黒のダウンジャケットとネイビーカラーのデニム、ごつめのスニーカー。
シンプルな格好でもイケメンがしてるだけで、ファッション誌のグラビアみたい。
無造作に跳ねてる毛先すらお洒落だ。
もしかしたら軽くパーマかけてるのかも?
本物のモデルさん?

「ここの前でじっとしてるから待ち合わせしてるのかと思って見てたら。中に入らないで帰ろうとするじゃん。
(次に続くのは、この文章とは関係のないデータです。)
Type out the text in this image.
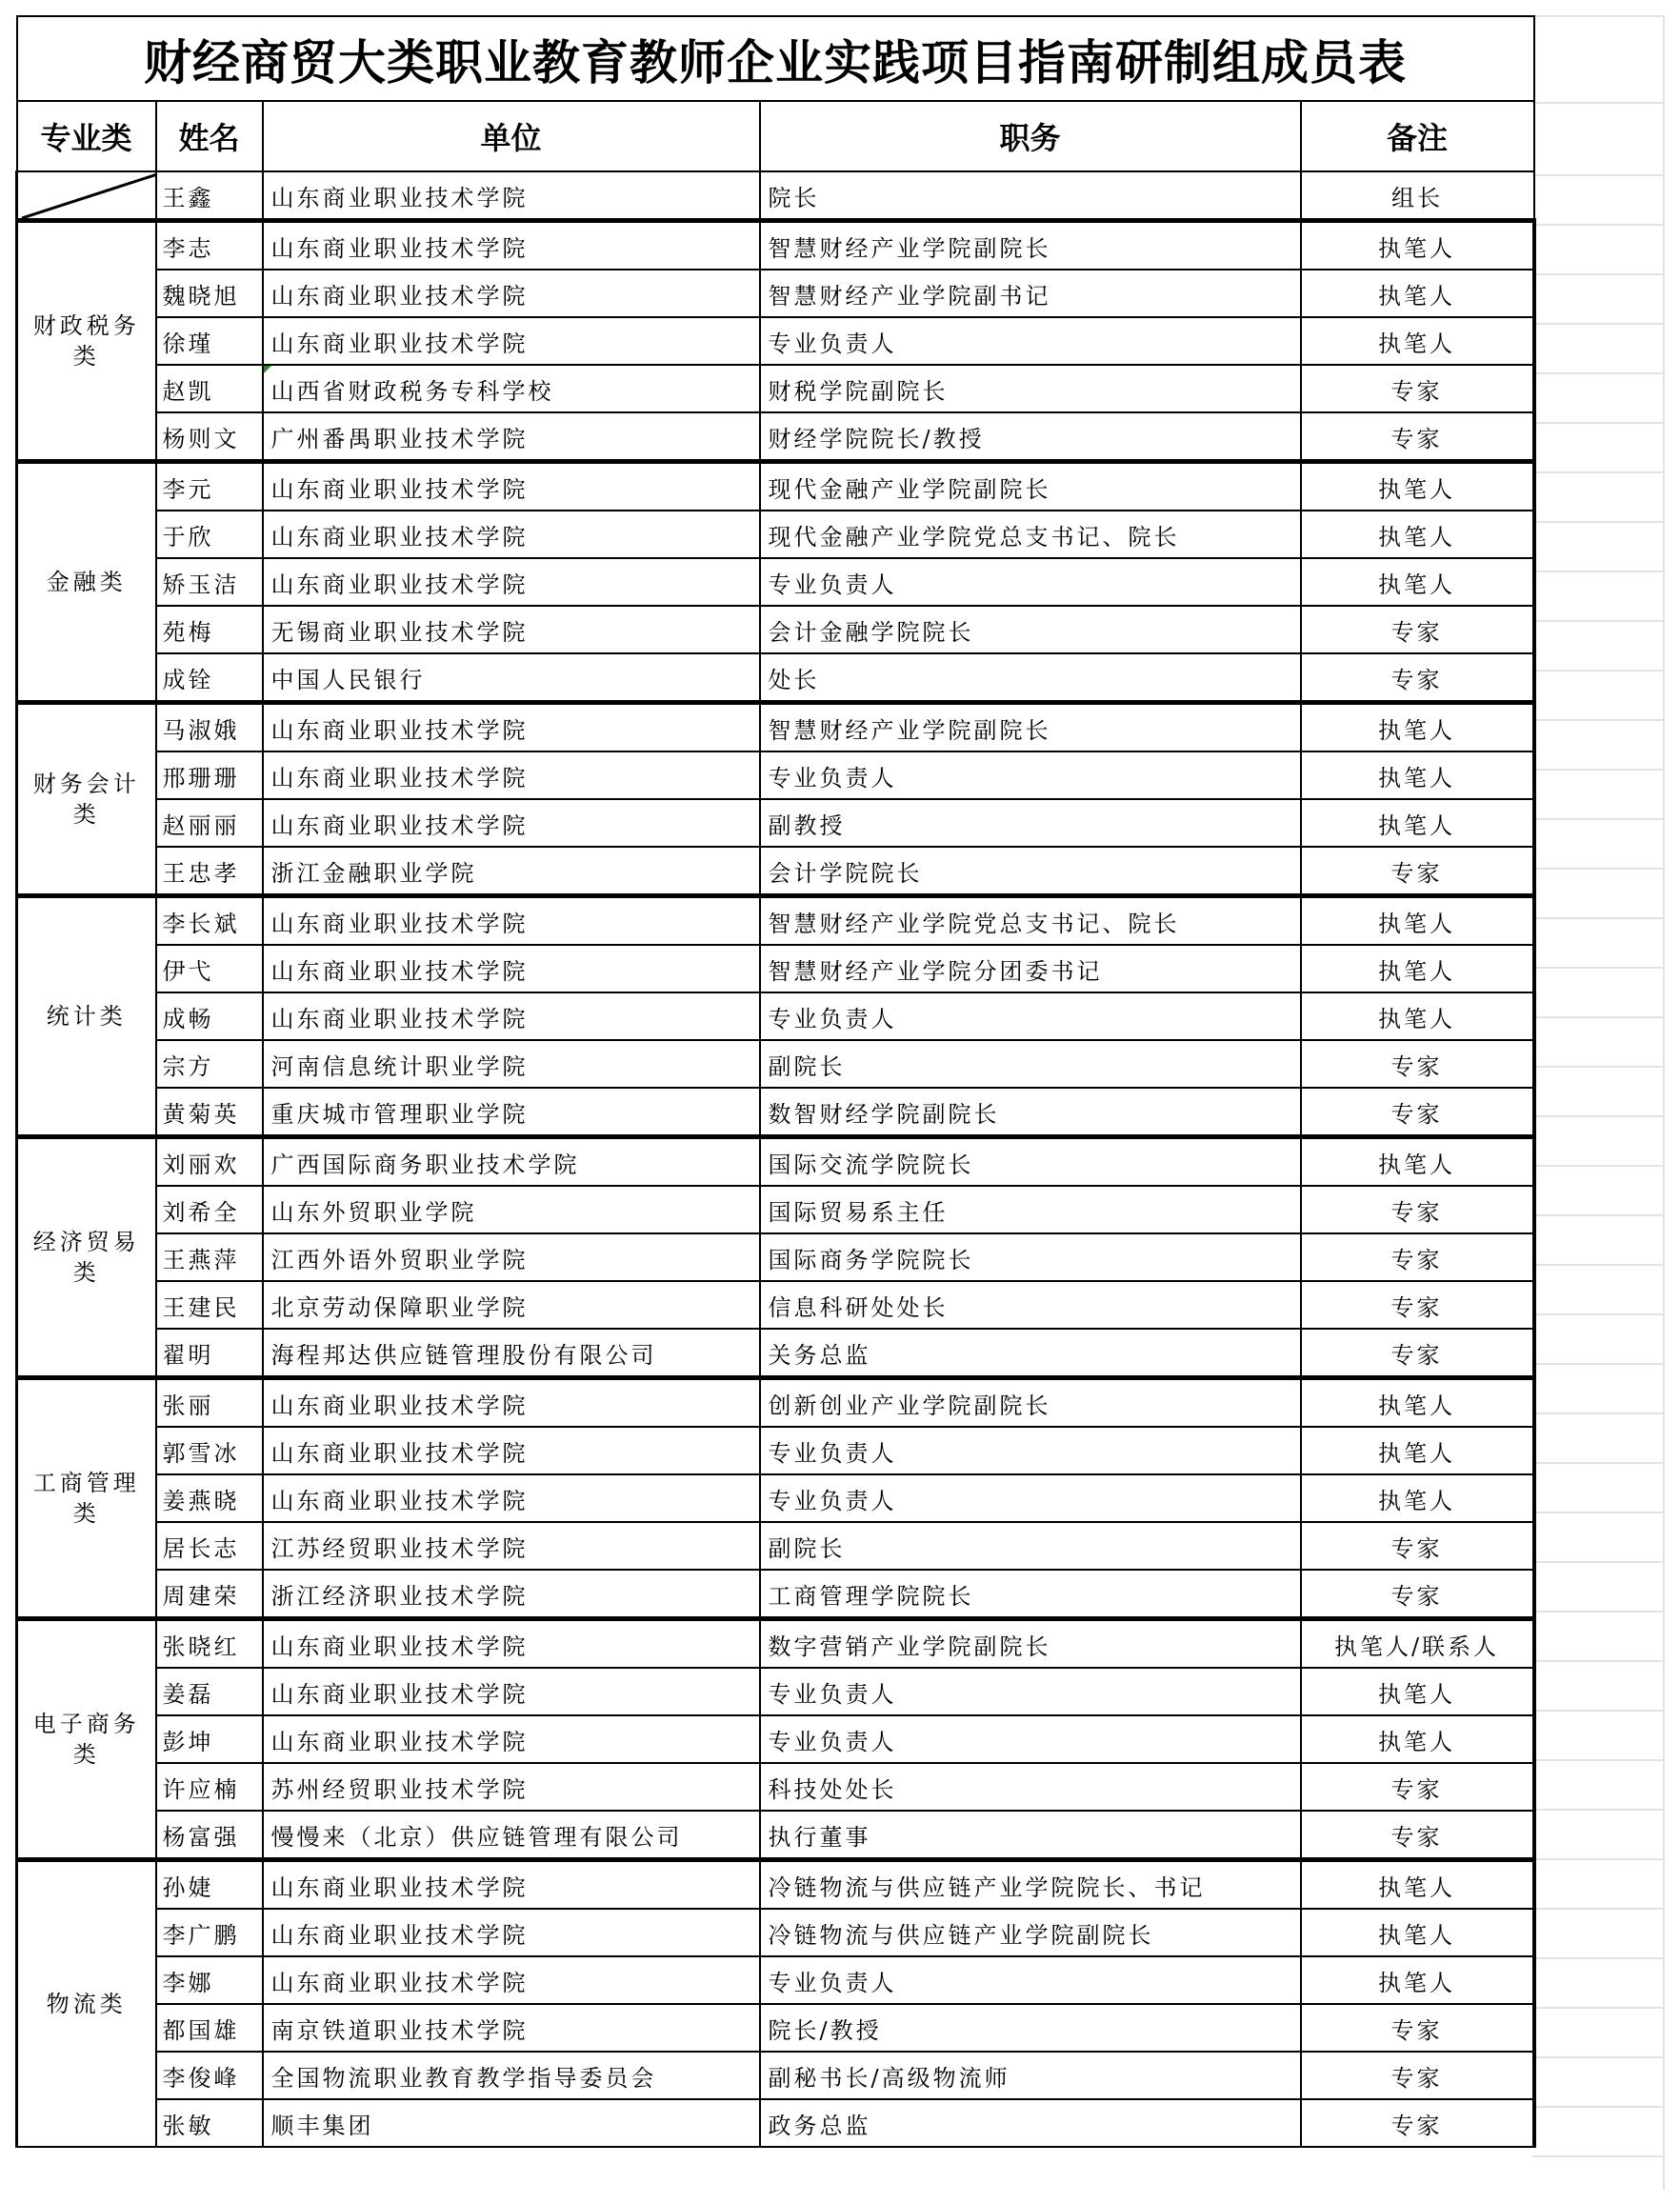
财经商贸大类职业教育教师企业实践项目指南研制组成员表				
专业类	姓名	单位	职务	备注

	王鑫	山东商业职业技术学院	院长	组长
财政税务
类	李志	山东商业职业技术学院	智慧财经产业学院副院长	执笔人
	魏晓旭	山东商业职业技术学院	智慧财经产业学院副书记	执笔人
	徐瑾	山东商业职业技术学院	专业负责人	执笔人
	赵凯	山西省财政税务专科学校	财税学院副院长	专家
	杨则文	广州番禺职业技术学院	财经学院院长/教授	专家
金融类	李元	山东商业职业技术学院	现代金融产业学院副院长	执笔人
	于欣	山东商业职业技术学院	现代金融产业学院党总支书记、院长	执笔人
	矫玉洁	山东商业职业技术学院	专业负责人	执笔人
	苑梅	无锡商业职业技术学院	会计金融学院院长	专家
	成铨	中国人民银行	处长	专家
财务会计
类	马淑娥	山东商业职业技术学院	智慧财经产业学院副院长	执笔人
	邢珊珊	山东商业职业技术学院	专业负责人	执笔人
	赵丽丽	山东商业职业技术学院	副教授	执笔人
	王忠孝	浙江金融职业学院	会计学院院长	专家
统计类	李长斌	山东商业职业技术学院	智慧财经产业学院党总支书记、院长	执笔人
	伊弋	山东商业职业技术学院	智慧财经产业学院分团委书记	执笔人
	成畅	山东商业职业技术学院	专业负责人	执笔人
	宗方	河南信息统计职业学院	副院长	专家
	黄菊英	重庆城市管理职业学院	数智财经学院副院长	专家
经济贸易
类	刘丽欢	广西国际商务职业技术学院	国际交流学院院长	执笔人
	刘希全	山东外贸职业学院	国际贸易系主任	专家
	王燕萍	江西外语外贸职业学院	国际商务学院院长	专家
	王建民	北京劳动保障职业学院	信息科研处处长	专家
	翟明	海程邦达供应链管理股份有限公司	关务总监	专家
工商管理
类	张丽	山东商业职业技术学院	创新创业产业学院副院长	执笔人
	郭雪冰	山东商业职业技术学院	专业负责人	执笔人
	姜燕晓	山东商业职业技术学院	专业负责人	执笔人
	居长志	江苏经贸职业技术学院	副院长	专家
	周建荣	浙江经济职业技术学院	工商管理学院院长	专家
电子商务
类	张晓红	山东商业职业技术学院	数字营销产业学院副院长	执笔人/联系人
	姜磊	山东商业职业技术学院	专业负责人	执笔人
	彭坤	山东商业职业技术学院	专业负责人	执笔人
	许应楠	苏州经贸职业技术学院	科技处处长	专家
	杨富强	慢慢来（北京）供应链管理有限公司	执行董事	专家
物流类	孙婕	山东商业职业技术学院	冷链物流与供应链产业学院院长、书记	执笔人
	李广鹏	山东商业职业技术学院	冷链物流与供应链产业学院副院长	执笔人
	李娜	山东商业职业技术学院	专业负责人	执笔人
	都国雄	南京铁道职业技术学院	院长/教授	专家
	李俊峰	全国物流职业教育教学指导委员会	副秘书长/高级物流师	专家
	张敏	顺丰集团	政务总监	专家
だから、つい」

“だから、つい”の“だから”の意味が分からない。
“つい”で抱きつかれるのも困る。
耳に心地よいハスキーボイスでワイルドな男の色気漂うモデル系イケメンだからって許されるわけではないと知ってほしい。
でも言えない。

「チケットあるか? オレと一緒に入れるけど」

イケメンがデニムの後ろポケットから取り出したのは僕が持ってきたカードと同じもの。
やっぱり、あれがチケットだったんだ。
スマホのケースに挟んでおいたものを僕も取り出す。
一人で入るのが怖かったのは事実だし。
痴漢なことを置いておけば、このイケメンは悪い人じゃなさそう。
圭介さんが見つかるまでは一緒にいてもらえないかな。
そんな期待をこめて、紫のカードをイケメンに渡す。
イケメンは僕の持ってきたカードを見て口笛を吹いた。

「マジモンのVIPじゃん。やべぇ。とりあえずオレについてこい」

VIPってなんだろう?
よく分からないまま腰に手を回されて階段を降りていく。
あれ? ついこの間も、こんな感じでエスコートされた気がするけど。気のせい?